Despite quarterly earnings on the upswing, the maker of Jack Daniel's whiskey said its net sales growth in the quarter was hampered by distributors and retailers stocking up in advance of the price increases for many of its products.
"Our brands continue to deliver strong and balanced underlying growth in an uncertain global environment," Brown-Forman CEO Paul Varga said. "We are pleased with the balance in both geographic and portfolio mix."
Brown-Forman said its net sales growth also was affected by the sale of its Hopland, Calif.-based wine business last year.
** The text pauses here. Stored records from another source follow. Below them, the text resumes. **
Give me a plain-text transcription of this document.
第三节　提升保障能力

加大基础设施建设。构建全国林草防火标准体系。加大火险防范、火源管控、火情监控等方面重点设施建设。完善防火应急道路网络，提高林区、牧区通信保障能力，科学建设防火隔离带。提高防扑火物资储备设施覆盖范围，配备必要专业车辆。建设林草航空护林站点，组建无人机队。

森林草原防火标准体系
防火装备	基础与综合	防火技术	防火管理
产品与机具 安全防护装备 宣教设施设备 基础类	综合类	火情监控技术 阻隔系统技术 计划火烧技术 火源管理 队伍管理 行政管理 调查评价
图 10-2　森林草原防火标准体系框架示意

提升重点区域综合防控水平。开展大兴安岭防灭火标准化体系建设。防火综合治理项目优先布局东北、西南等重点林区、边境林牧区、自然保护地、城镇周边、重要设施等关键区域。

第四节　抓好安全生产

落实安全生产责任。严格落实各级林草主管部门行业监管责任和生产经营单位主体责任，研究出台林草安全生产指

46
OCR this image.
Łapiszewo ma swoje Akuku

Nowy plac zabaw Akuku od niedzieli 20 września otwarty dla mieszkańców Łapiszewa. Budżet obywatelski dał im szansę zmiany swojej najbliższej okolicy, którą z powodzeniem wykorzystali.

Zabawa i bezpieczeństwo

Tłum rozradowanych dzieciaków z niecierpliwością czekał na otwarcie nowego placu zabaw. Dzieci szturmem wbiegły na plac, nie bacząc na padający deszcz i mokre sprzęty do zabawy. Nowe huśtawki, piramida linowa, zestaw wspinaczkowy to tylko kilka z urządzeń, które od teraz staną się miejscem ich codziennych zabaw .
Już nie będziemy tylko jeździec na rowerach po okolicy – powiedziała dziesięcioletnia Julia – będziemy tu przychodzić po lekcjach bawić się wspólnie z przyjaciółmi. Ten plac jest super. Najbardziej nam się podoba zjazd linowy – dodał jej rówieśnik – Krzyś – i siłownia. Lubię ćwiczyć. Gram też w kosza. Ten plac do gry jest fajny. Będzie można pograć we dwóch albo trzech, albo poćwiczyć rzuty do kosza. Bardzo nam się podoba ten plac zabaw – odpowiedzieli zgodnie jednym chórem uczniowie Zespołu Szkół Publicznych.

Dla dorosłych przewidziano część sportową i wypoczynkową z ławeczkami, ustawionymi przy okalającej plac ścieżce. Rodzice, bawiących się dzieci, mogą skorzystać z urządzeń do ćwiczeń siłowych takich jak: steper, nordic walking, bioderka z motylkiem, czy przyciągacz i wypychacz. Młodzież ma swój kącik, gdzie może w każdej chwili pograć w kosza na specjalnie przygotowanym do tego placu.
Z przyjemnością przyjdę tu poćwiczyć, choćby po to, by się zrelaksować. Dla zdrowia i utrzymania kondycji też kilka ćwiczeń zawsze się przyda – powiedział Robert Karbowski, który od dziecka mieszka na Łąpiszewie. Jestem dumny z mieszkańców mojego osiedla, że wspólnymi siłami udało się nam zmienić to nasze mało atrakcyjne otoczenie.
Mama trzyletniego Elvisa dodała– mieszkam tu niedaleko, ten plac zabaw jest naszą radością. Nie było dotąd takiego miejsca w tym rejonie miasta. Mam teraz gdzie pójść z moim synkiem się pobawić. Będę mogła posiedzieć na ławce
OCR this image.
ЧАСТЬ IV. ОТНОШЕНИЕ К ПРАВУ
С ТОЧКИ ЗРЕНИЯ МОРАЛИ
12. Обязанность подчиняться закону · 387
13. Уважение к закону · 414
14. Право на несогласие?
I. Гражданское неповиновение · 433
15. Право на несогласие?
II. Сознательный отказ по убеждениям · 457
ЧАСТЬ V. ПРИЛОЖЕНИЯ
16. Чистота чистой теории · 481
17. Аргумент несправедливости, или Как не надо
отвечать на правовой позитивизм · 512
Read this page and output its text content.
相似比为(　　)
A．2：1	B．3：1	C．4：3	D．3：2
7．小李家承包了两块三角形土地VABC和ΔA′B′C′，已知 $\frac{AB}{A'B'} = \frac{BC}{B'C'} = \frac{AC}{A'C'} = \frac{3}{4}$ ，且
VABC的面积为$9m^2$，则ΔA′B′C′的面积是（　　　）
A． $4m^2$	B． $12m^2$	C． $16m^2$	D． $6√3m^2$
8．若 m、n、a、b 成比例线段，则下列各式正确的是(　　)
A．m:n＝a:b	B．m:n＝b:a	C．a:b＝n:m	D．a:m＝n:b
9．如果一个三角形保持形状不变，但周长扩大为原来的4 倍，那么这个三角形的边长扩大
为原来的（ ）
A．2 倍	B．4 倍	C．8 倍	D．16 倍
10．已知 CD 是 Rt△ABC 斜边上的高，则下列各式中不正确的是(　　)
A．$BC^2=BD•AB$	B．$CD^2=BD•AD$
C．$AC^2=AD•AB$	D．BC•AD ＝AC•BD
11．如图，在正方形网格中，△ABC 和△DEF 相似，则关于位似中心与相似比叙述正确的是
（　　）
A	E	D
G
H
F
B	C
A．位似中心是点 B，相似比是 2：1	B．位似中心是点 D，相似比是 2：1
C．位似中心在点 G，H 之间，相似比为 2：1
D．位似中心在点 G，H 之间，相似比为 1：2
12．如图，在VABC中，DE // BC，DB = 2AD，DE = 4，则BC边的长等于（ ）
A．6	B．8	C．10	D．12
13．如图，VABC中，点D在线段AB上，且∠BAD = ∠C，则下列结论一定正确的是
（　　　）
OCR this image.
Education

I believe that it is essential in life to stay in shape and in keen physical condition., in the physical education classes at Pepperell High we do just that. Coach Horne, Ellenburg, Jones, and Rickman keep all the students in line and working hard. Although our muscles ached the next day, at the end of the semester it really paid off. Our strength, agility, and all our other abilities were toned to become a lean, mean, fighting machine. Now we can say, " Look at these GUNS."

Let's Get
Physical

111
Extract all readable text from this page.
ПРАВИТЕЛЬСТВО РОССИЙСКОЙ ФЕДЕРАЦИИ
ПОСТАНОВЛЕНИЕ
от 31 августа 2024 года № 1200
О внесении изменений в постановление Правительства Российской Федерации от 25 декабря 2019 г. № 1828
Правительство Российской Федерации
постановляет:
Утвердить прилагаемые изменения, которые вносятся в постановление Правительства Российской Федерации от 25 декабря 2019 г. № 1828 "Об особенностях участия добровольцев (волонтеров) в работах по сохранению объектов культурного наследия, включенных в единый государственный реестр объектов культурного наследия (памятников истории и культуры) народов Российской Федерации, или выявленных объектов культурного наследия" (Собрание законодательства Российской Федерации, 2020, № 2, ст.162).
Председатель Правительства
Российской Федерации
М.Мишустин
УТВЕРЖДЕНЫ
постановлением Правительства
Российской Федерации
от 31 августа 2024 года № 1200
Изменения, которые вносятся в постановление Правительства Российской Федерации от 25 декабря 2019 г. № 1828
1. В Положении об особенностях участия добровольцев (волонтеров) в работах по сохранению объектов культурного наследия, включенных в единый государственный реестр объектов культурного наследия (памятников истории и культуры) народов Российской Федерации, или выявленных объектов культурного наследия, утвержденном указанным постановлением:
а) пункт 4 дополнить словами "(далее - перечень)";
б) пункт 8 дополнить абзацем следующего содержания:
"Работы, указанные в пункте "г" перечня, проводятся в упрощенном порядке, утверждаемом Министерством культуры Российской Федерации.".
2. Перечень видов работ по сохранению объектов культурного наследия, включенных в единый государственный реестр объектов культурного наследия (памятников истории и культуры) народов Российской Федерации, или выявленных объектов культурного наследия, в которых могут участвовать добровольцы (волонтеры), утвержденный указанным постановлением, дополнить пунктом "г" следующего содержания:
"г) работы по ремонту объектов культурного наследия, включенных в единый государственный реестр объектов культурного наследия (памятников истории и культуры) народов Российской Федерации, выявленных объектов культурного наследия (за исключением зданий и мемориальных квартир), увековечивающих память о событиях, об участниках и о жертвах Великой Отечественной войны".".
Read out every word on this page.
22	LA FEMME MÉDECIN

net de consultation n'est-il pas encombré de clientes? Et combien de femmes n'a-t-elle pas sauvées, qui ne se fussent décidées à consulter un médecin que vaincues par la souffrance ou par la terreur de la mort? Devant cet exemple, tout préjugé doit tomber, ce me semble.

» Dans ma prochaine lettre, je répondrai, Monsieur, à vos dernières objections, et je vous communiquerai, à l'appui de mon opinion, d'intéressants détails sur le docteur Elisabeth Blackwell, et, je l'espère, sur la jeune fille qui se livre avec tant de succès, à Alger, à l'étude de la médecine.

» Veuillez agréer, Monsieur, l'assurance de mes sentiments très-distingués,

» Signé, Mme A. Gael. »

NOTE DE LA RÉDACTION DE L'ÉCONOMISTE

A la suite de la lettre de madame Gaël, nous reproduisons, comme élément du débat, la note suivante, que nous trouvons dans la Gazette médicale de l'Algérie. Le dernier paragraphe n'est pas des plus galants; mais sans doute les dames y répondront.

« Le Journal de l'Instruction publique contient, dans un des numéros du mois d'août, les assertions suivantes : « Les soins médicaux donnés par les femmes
The company sounded upbeat about improvements in its U.S. business during the first half of its fiscal year.
It noted an "improving environment for spirits," with consumers trading up to drink more premium, and pricier, brands.
Sales at U.S. bars and restaurants — known in the industry as "on premise" consumption — was hit hard by the economic downturn and has struggled to regain momentum during the sluggish recovery.
The company said its first-half sales growth was driven by continued expansion into emerging markets, with strong sales in Russia, Brazil, Turkey, Mexico and Poland.
The Louisville-based company reported net income of $173 million, or 80 cents, per share, for the three months ended Oct. 31. That's up from $157.6 million, or 73 cents per share, a year ago. Net sales were flat at just more than $1 billion.
Analysts surveyed by FactSet expected earnings of 78 cents per share on revenue of $946.7 million.
During the first half of its fiscal year, net sales rose 9 percent for its flagship Jack Daniel's brand when excluding currency swings. The upswing was the result of volume gains and price increases taken earlier in the year, the company said.
Jack Daniel's Tennessee Honey, which debuted last year, had global net sales growth exceeding 50 percent. The honey-laced product is part of an industrywide trend toward infusing new flavors into spirits to attract customers.
Sales for the struggling Southern Comfort brand improved in the United States for the second straight quarter, with year-to-date net sales up 2 percent, the company said. But global results for the overall brand were down 5 percent for the first half, due to soft demand in the United Kingdom and Australia, key international markets.
Brown-Forman launched a new TV advertising campaign for Southern Comfort earlier this year to try to rejuvenate sales. The company said it is expanding its new ad campaign to other key markets around the world.
Sales for its super-premium brands, including Woodford Reserve, Herradura and Chambord, rose 17 percent in the six-month period.